Colleges, however, have historically resisted certain forms of reparations, said Kirt von Daacke, assistant dean of the University of Virginia’s College of Arts & Sciences and the consortium’s managing director. The term itself has politically charged connotations, von Daacke said. The public in some cases perceives reparations to be “a blank check, written to those who may or may not deserve it,” he said. 
The idea has also not generated widespread support beyond academia. Not even 30% of Americans backed government-paid reparations in a 2019 Associated Press-NORC Center for Public Affairs Research poll.
Institutions may be reluctant to green-light these measures, von Daacke said, for fear of ruffling potential wealthy, White donors who oppose reparations. Colleges may also be concerned they would open themselves up to the type of litigation that has been brought against corporations, he said.

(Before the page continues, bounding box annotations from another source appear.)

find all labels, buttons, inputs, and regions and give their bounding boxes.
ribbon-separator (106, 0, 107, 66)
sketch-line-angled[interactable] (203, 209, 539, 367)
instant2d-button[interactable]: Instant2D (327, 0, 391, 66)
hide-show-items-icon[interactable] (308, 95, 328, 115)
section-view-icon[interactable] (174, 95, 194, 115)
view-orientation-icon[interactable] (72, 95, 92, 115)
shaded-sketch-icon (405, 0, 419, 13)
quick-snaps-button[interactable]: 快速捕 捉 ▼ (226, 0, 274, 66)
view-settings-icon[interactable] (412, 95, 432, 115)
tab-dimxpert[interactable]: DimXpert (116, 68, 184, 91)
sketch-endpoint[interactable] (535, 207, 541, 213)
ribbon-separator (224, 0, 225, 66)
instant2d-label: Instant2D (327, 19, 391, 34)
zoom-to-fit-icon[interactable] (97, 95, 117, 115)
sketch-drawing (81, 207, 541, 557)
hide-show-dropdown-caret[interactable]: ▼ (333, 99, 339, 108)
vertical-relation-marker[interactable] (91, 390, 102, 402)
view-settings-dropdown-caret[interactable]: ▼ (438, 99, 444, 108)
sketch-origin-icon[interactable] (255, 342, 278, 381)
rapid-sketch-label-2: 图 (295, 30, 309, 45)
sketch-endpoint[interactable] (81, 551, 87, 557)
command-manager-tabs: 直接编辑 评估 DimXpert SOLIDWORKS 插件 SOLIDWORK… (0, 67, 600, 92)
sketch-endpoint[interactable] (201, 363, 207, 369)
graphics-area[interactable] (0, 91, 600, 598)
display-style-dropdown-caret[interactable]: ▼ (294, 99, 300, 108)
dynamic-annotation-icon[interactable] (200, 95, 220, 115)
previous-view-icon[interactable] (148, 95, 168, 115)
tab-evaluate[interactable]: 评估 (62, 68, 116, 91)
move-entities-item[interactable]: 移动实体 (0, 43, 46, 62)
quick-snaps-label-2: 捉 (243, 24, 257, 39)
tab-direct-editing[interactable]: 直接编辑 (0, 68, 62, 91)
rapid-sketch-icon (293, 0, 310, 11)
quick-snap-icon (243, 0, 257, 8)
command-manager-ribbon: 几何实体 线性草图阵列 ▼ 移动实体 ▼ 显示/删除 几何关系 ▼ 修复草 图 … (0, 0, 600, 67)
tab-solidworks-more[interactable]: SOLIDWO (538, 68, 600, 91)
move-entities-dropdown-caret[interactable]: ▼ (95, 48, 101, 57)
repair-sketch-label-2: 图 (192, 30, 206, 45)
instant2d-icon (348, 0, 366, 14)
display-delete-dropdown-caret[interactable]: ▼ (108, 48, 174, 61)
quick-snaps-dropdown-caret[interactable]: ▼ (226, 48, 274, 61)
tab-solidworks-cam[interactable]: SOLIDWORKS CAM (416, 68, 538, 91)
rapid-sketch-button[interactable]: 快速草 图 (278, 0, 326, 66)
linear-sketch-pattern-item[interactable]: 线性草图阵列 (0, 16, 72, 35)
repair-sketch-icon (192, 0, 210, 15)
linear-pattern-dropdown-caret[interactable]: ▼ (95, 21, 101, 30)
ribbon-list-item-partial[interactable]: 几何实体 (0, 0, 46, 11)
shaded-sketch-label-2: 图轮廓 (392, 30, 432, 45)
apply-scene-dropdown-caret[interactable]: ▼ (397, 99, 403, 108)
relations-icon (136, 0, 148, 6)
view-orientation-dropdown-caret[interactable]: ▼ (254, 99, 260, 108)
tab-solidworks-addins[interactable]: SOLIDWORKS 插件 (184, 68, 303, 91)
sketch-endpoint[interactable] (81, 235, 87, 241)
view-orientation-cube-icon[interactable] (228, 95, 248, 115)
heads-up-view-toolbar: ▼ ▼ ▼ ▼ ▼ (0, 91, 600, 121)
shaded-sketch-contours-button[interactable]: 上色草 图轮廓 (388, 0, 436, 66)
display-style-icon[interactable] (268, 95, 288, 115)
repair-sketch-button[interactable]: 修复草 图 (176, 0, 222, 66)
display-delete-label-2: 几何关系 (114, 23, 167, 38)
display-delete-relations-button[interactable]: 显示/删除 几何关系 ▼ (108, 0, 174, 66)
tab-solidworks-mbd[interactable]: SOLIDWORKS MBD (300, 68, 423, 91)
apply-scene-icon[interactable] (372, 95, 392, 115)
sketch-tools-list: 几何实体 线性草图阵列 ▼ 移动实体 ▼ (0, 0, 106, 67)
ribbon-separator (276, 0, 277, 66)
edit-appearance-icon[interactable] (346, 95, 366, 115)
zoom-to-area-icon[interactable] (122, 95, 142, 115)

A handful of colleges have set up reparations programs, like one from the Virginia Theological Seminary, which last year began sending cash payments to descendants of Black people forced to work there during the slave and Jim Crow eras. 

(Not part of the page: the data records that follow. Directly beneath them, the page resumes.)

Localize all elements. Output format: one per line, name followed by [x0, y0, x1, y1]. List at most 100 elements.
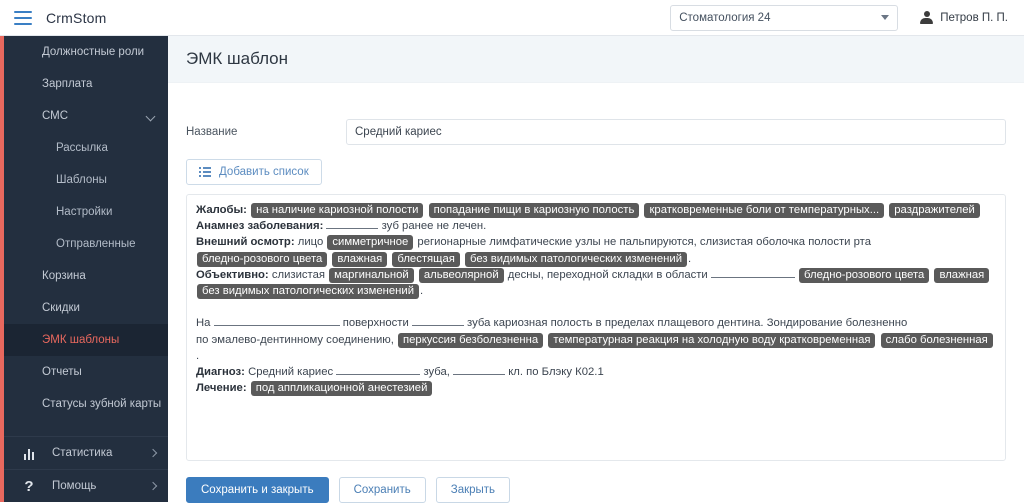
user-avatar-icon: [920, 10, 934, 25]
sidebar-item-11[interactable]: Статусы зубной карты: [4, 388, 168, 420]
editor-text: кл. по Блэку К02.1: [508, 366, 604, 379]
editor-tag[interactable]: блестящая: [392, 251, 460, 267]
sidebar-item-label: Рассылка: [56, 142, 108, 154]
name-input[interactable]: [346, 119, 1006, 145]
editor-tag[interactable]: без видимых патологических изменений: [197, 284, 420, 300]
sidebar-footer-item-0[interactable]: Статистика: [4, 436, 168, 469]
editor-tag[interactable]: слабо болезненная: [880, 332, 993, 348]
editor-tag[interactable]: альвеолярной: [418, 267, 504, 283]
editor-tag[interactable]: влажная: [332, 251, 388, 267]
editor-blank-field[interactable]: [336, 364, 421, 376]
sidebar-item-label: Корзина: [42, 270, 86, 282]
editor-line-po-emalevo: по эмалево-дентинному соединению, перкус…: [196, 332, 996, 364]
sidebar-footer-item-label: Помощь: [52, 480, 97, 492]
sidebar-menu: Должностные роли Зарплата СМС Рассылка Шабло…: [4, 36, 168, 420]
footer-button-group: Сохранить и закрыть Сохранить Закрыть: [168, 477, 1024, 503]
add-list-button-label: Добавить список: [219, 166, 309, 178]
editor-tag[interactable]: влажная: [934, 267, 990, 283]
editor-line-obektivno: Объективно: слизистая маргинальной альве…: [196, 267, 996, 300]
chevron-down-icon: [145, 111, 156, 121]
editor-line-na-poverhnosti: На поверхности зуба кариозная полость в …: [196, 315, 996, 331]
editor-tag[interactable]: раздражителей: [889, 203, 980, 218]
top-bar-right: Стоматология 24 Петров П. П.: [670, 4, 1024, 31]
editor-section-label: Внешний осмотр:: [196, 236, 295, 249]
sidebar-item-label: Отчеты: [42, 366, 82, 378]
chevron-right-icon: [148, 448, 158, 458]
clinic-select[interactable]: Стоматология 24: [670, 4, 899, 31]
sidebar-item-3[interactable]: Рассылка: [4, 132, 168, 164]
editor-section-label: Анамнез заболевания:: [196, 220, 324, 233]
add-list-button[interactable]: Добавить список: [186, 159, 322, 185]
sidebar-item-label: Скидки: [42, 302, 80, 314]
sidebar-item-label: Отправленные: [56, 238, 136, 250]
editor-text: На: [196, 317, 211, 330]
user-menu[interactable]: Петров П. П.: [920, 10, 1008, 25]
sidebar-footer-item-1[interactable]: ? Помощь: [4, 469, 168, 502]
editor-tag[interactable]: кратковременные боли от температурных...: [644, 203, 885, 218]
editor-blank-field[interactable]: [326, 218, 379, 230]
editor-line-anamnez: Анамнез заболевания: зуб ранее не лечен.: [196, 218, 996, 234]
sidebar-item-6[interactable]: Отправленные: [4, 228, 168, 260]
sidebar-item-4[interactable]: Шаблоны: [4, 164, 168, 196]
sidebar-item-8[interactable]: Скидки: [4, 292, 168, 324]
sidebar-item-label: ЭМК шаблоны: [42, 334, 120, 346]
editor-blank-field[interactable]: [411, 315, 464, 327]
sidebar-item-2[interactable]: СМС: [4, 100, 168, 132]
sidebar-item-5[interactable]: Настройки: [4, 196, 168, 228]
sidebar-item-label: Настройки: [56, 206, 113, 218]
sidebar-item-label: Должностные роли: [42, 46, 145, 58]
editor-text: .: [688, 252, 692, 265]
editor-tag[interactable]: маргинальной: [329, 267, 414, 283]
sidebar-item-1[interactable]: Зарплата: [4, 68, 168, 100]
sidebar-footer-menu: Статистика ? Помощь: [4, 436, 168, 502]
footer-button-1[interactable]: Сохранить: [338, 477, 426, 503]
clinic-select-value: Стоматология 24: [679, 11, 771, 24]
footer-button-0[interactable]: Сохранить и закрыть: [186, 477, 329, 503]
editor-section-label: Диагноз:: [196, 366, 245, 379]
sidebar-item-label: СМС: [42, 110, 69, 122]
editor-section-label: Лечение:: [196, 382, 247, 395]
editor-tag[interactable]: под аппликационной анестезией: [250, 381, 433, 397]
sidebar-item-label: Статусы зубной карты: [42, 398, 162, 410]
editor-section-label: Жалобы:: [196, 204, 247, 216]
sidebar-item-label: Зарплата: [42, 78, 93, 90]
editor-blank-field[interactable]: [453, 364, 506, 376]
editor-tag[interactable]: на наличие кариозной полости: [251, 203, 424, 218]
name-form-row: Название: [168, 119, 1024, 145]
page-title: ЭМК шаблон: [186, 49, 289, 68]
editor-text: зуб ранее не лечен.: [381, 220, 487, 233]
editor-section-label: Объективно:: [196, 268, 269, 281]
editor-text: Средний кариес: [248, 366, 334, 379]
editor-text: лицо: [297, 236, 324, 249]
sidebar-footer-item-label: Статистика: [52, 447, 113, 459]
editor-tag[interactable]: бледно-розового цвета: [197, 251, 328, 267]
app-brand: CrmStom: [46, 9, 107, 26]
editor-blank-field[interactable]: [710, 267, 795, 278]
sidebar-item-7[interactable]: Корзина: [4, 260, 168, 292]
sidebar-item-label: Шаблоны: [56, 174, 107, 186]
hamburger-icon[interactable]: [14, 10, 32, 25]
top-bar: CrmStom Стоматология 24 Петров П. П.: [0, 0, 1024, 36]
template-text-editor[interactable]: Жалобы: на наличие кариозной полости поп…: [186, 194, 1006, 461]
editor-tag[interactable]: бледно-розового цвета: [799, 267, 930, 283]
editor-text: слизистая: [271, 268, 325, 281]
user-name: Петров П. П.: [940, 11, 1008, 24]
sidebar-item-0[interactable]: Должностные роли: [4, 36, 168, 68]
sidebar-item-9[interactable]: ЭМК шаблоны: [4, 324, 168, 356]
editor-tag[interactable]: симметричное: [327, 235, 414, 251]
editor-tag[interactable]: перкуссия безболезненна: [398, 332, 544, 348]
editor-text: регионарные лимфатические узлы не пальпи…: [417, 236, 871, 249]
editor-text: .: [196, 349, 200, 362]
editor-tag[interactable]: без видимых патологических изменений: [465, 251, 688, 267]
editor-tag[interactable]: температурная реакция на холодную воду к…: [548, 332, 876, 348]
main-content: ЭМК шаблон Название Добавить список Жало…: [168, 36, 1024, 503]
editor-tag[interactable]: попадание пищи в кариозную полость: [428, 203, 640, 218]
editor-text: зуба кариозная полость в пределах плащев…: [467, 317, 908, 330]
editor-line-zhaloby: Жалобы: на наличие кариозной полости поп…: [196, 202, 996, 218]
footer-button-2[interactable]: Закрыть: [435, 477, 511, 503]
chevron-right-icon: [148, 481, 158, 491]
editor-text: зуба,: [423, 366, 450, 379]
editor-blank-field[interactable]: [213, 315, 340, 327]
sidebar-item-10[interactable]: Отчеты: [4, 356, 168, 388]
editor-empty-line: [196, 299, 996, 315]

Harvard hasn’t completely made clear how it will invest the $100 million. A spokesperson did not respond to a request for comment. 
Bacow, however, in a public response agreed with all of the recommendations in the April report, which identifies dozens of major institutional donors and leaders who enslaved people during Harvard’s history. Harvard officials in the 19th and 20th centuries “promoted ‘race science’ and eugenics and conducted abusive ‘research,’ including the photographing of enslaved and subjugated human beings,” the report also states.
In addition to setting up faculty partnerships with HBCUs, Harvard will subsidize juniors from HBCUs to study on its campus for a term or academic year.
“These faculty and student visits would promote intellectual exchange and research collaborations between Harvard and HBCUs, particularly in STEM fields,” the report states, noting a potential to reduce students’ college costs by offering them financial aid. 
While this may have some limited benefits for HBCU academics and students, these institutions have far greater needs, said John Pierre, chancellor of the Southern University Law Center, part of the historically Black Southern University System, in Louisiana. 
Historically Black institutions have often been underfunded, Pierre said, pointing to Tennessee State University, an HBCU that a review found did not receive up to $544 million in state support owed to it over several decades. And they’re challenged in other ways — HBCUs were targeted by a string of bomb threats this year. 
The “simple” student exchanges Harvard proposes don’t suffice, Pierre said. These deals should be more of a two-way street, he said. HBCU faculty should learn from Harvard’s scholars, but also the institution should give to HBCUs’ research and fundraising initiatives, he said.
He went further: Harvard should simply give money to historically Black institutions.
“You can’t just take the cream on top,” Pierre said. 
Rosenthall, of the Tougaloo College foundation, envisioned Harvard convening a broad research summit that would bring together HBCU and Harvard scholars on the Ivy League campus. This would have lasting effects, compared to a one-off semester for faculty, he said.
Harvard could also forge mentor-mentee relationships with HBCU fundraising arms, and it could share strategies or even contribute to the institutions’ infrastructure, like upgrading the software they use, Rosenthall said. 
Walker, of Wake Forest, said he thinks Harvard should “reorganize its very foundations of knowledge.” It should go beyond “the glitz and glamour” of a report, he said. It should entwine into its curricula how slavery informed contemporary postsecondary teachings and provided the base for American capitalism. Enslaved people and the work they did transformed the U.S. into a financial behemoth, and today’s methods of professional management can be traced back to plantations, he said.
Harvard’s lead and focus on this would help influence education elsewhere, Walker said.
“Slavery is not ancillary, it is constitutive, to everything,” he said.